The UK’s most comprehensive service

We are independent specialists, providing the UK’s most comprehensive insurance recovery service for companies in administration. We’ve never failed to recover significantly more than the client expected and have a 100% track record on all our client engagements.

Insurance Premium Recovery

Most commercial insurances are annual policies paid in full at inception, with adjustments on expiry. If a company goes into administration part-way through a policy period, there is usually a return premium due. This could be a considerable amount, but often it’s never pursued, or is rejected by the insurer without grounds.

We have a wealth of experience and expertise in reviewing the technicalities of insurance contracts, and assessing the figures and circumstances that may lead to a potential return premium. Once instructed, we’ll work with the insurance brokers and companies to negotiate the full return of any outstanding premiums.

Some contingent insurance contracts only come into force when a number of conditions are met. In these cases, the client pays a deposit premium that might be due to the liquidators if the company fails before the conditions of the contract are met. We’ll advise the liquidators what premiums are due, and how to recover them efficiently.

Case study: Contingent Premium Recovery

One insolvency practitioner approached us after trying several times to recover a premium relating to a new business that never took off. Reviewing the policies, we found there was a substantial premium due, even considering some ambiguous wording in the contract.

After three months of negotiations with the broker and all 14 insurance companies involved, we secured a return premium from each insurer. Together, their returns added up to a total of over £80,000.

“We had already been advised to effectively write off any insurance recoverable. Flag Partners took the problem away from us and secured a settlement beyond our expectations. We were kept regularly informed of the progress and were consulted before any final settlement was agreed. Flag Partners are a professional organisation that I would recommend to any liquidators or administrators seeking insurance recoveries”.

Alex Cadwallader, Partner, Leonard Curtis

Insurance Claims Recovery

When companies fail, there are often insurance claims outstanding that need to be recovered. Insurance companies are often reluctant to pay these claims, as they know the company is in financial difficulty and won’t produce any future income for them. Insurers also tend to assume they won’t be pursued for these claims, and close their files after a certain period.

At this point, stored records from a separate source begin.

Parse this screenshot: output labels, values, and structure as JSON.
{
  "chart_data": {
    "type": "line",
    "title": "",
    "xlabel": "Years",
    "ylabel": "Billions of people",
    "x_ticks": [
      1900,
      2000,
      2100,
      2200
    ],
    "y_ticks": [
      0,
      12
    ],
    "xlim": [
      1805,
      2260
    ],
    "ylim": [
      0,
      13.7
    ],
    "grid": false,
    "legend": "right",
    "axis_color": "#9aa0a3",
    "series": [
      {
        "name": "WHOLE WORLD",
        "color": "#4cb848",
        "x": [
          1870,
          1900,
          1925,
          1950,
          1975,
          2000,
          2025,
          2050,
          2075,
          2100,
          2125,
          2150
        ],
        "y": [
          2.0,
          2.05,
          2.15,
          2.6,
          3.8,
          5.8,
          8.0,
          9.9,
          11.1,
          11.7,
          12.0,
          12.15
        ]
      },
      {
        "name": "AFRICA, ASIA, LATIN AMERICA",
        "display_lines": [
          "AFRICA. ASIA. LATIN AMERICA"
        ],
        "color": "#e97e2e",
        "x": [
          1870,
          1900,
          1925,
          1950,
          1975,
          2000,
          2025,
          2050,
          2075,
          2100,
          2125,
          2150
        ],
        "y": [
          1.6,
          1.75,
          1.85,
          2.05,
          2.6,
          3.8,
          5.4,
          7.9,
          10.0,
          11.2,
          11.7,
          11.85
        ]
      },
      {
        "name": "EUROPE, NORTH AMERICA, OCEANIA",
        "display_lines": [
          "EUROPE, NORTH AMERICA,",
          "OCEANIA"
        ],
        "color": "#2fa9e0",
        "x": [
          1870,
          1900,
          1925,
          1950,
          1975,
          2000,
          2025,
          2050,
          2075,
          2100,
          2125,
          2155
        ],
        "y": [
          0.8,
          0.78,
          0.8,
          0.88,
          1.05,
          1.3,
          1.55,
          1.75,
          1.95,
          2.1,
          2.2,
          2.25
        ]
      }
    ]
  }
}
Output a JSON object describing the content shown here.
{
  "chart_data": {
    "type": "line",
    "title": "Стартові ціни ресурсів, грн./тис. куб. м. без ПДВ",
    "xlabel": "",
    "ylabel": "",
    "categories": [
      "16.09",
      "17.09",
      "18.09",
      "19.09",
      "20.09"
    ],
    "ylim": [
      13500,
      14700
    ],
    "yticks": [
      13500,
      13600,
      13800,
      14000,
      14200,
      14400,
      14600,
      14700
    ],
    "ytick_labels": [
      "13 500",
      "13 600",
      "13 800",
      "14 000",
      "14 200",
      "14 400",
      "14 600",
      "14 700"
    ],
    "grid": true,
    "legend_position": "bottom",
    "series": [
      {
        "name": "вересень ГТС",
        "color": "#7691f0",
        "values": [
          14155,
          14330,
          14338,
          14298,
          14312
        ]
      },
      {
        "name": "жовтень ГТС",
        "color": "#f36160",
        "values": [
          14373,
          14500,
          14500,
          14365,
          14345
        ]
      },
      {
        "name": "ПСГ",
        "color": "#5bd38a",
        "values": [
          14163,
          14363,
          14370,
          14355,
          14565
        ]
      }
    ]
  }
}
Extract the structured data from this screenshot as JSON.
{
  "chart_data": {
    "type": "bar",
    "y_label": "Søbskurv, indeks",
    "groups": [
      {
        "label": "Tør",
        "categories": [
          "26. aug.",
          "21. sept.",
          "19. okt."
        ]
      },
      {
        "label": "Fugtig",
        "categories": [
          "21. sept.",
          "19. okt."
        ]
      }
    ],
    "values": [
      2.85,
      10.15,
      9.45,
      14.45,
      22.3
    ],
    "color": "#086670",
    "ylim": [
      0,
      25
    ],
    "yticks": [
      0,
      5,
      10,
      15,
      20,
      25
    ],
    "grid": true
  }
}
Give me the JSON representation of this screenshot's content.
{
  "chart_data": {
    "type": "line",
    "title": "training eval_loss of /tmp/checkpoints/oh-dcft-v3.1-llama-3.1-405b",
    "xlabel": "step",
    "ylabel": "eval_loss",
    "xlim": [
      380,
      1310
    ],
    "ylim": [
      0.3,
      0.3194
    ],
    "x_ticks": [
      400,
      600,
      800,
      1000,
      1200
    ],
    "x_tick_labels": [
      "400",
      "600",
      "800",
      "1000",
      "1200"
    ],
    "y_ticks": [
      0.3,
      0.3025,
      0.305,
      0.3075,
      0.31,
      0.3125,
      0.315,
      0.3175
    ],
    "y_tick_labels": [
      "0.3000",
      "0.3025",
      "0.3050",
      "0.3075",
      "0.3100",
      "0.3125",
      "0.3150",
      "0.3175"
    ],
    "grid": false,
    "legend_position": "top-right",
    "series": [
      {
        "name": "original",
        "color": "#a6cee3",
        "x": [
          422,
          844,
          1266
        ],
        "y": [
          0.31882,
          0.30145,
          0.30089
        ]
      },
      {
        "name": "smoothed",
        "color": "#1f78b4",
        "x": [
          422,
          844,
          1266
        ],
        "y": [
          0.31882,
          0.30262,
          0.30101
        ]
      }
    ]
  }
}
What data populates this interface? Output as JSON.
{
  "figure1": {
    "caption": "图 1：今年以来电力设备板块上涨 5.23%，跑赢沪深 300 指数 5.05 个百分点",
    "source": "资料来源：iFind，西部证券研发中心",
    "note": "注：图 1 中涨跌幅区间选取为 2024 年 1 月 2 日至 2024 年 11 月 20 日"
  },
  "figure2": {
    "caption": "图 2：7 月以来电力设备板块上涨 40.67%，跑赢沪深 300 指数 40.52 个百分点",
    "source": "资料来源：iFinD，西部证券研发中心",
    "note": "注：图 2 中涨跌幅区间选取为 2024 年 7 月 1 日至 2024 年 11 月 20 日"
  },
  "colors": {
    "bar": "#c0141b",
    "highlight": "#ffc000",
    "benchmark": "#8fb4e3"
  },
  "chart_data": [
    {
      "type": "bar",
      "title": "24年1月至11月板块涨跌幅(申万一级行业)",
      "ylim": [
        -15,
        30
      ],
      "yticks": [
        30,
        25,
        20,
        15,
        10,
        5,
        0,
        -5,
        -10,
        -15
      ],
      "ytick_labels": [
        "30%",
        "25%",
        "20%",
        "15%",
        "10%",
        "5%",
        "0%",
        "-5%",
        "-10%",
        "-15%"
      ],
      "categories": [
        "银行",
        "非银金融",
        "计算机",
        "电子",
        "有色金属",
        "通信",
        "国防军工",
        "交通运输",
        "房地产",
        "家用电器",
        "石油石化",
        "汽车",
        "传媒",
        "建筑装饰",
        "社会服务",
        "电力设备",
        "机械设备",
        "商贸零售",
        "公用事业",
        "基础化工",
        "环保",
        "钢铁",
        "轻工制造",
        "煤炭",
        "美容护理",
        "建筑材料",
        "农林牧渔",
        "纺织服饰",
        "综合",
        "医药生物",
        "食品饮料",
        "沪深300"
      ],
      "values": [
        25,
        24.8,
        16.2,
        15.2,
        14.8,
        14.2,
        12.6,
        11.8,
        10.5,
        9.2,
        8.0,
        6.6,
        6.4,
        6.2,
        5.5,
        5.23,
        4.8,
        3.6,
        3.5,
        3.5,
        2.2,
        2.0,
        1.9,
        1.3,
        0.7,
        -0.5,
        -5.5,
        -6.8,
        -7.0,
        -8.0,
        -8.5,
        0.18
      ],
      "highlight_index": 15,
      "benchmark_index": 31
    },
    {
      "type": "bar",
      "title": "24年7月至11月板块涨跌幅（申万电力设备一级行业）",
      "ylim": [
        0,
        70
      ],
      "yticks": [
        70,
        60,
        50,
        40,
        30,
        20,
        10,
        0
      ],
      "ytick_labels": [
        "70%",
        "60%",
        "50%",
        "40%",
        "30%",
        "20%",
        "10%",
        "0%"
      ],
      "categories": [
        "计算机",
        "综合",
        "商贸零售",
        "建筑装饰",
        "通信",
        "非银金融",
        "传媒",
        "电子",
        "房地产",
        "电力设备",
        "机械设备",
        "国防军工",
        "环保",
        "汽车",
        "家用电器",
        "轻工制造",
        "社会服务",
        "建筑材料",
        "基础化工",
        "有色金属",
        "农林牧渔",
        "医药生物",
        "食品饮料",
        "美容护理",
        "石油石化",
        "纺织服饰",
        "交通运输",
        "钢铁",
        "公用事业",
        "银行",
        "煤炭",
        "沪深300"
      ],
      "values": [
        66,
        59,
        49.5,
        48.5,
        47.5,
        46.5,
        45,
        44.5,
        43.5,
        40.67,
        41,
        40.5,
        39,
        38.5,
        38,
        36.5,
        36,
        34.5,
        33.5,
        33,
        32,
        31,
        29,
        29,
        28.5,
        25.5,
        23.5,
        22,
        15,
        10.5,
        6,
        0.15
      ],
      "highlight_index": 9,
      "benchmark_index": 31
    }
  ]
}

However, these insurance claims are still due and the insurance companies are no different from any other debtor to the company. We work with the insurance companies, brokers and loss adjusters to provide the information and documentation required to achieve the best possible recovery against these claims.

Case study: Property Claim Recovery

In liquidation insurance recovery, even what seems like a lost cause may be won in the end. In 2010, we were asked to look at a claim that had been denied by insurers in 2009.

The claims related to an earlier fire, and covered Property, Contractors Plant, Motor, Business Interruption and Loss of Profit contracts. Various records had been lost in the fire, and a number of assets were unaccounted for. It was also a year since the claim had been denied, and the company was now deep in administration.

All this made the claims recovery process highly complex, but we were confident of achieving a result. We negotiated for nine months with brokers, lawyers, loss adjusters, forensic accountants, leasing companies, property management agents and Police economic crime units. Ultimately, we secured a combined settlement on the administrators’ behalf of £150,000 for the estate.

Case study: Property Bond Recovery

One of our clients was managing a complex insolvency where the company in administration had secured a sub-contract on a major property development project by providing a bond secured by a cash deposit and a mortgage on a number of properties. The principal contractor later terminated the contract, claiming our client had failed to meet the quality standards they had agreed.

By the time we were asked to review the case, the principal contractor had also gone into liquidation, making the process even more complicated.

Nevertheless, we were able to show that the principal contractor had failed to follow the procedures of the Joint Contracts Tribunal (JCT) contract that allowed them to call the bond. As a result, we managed to protect our client’s estate, and have secured agreement for the return of the £80,000 security on the bond.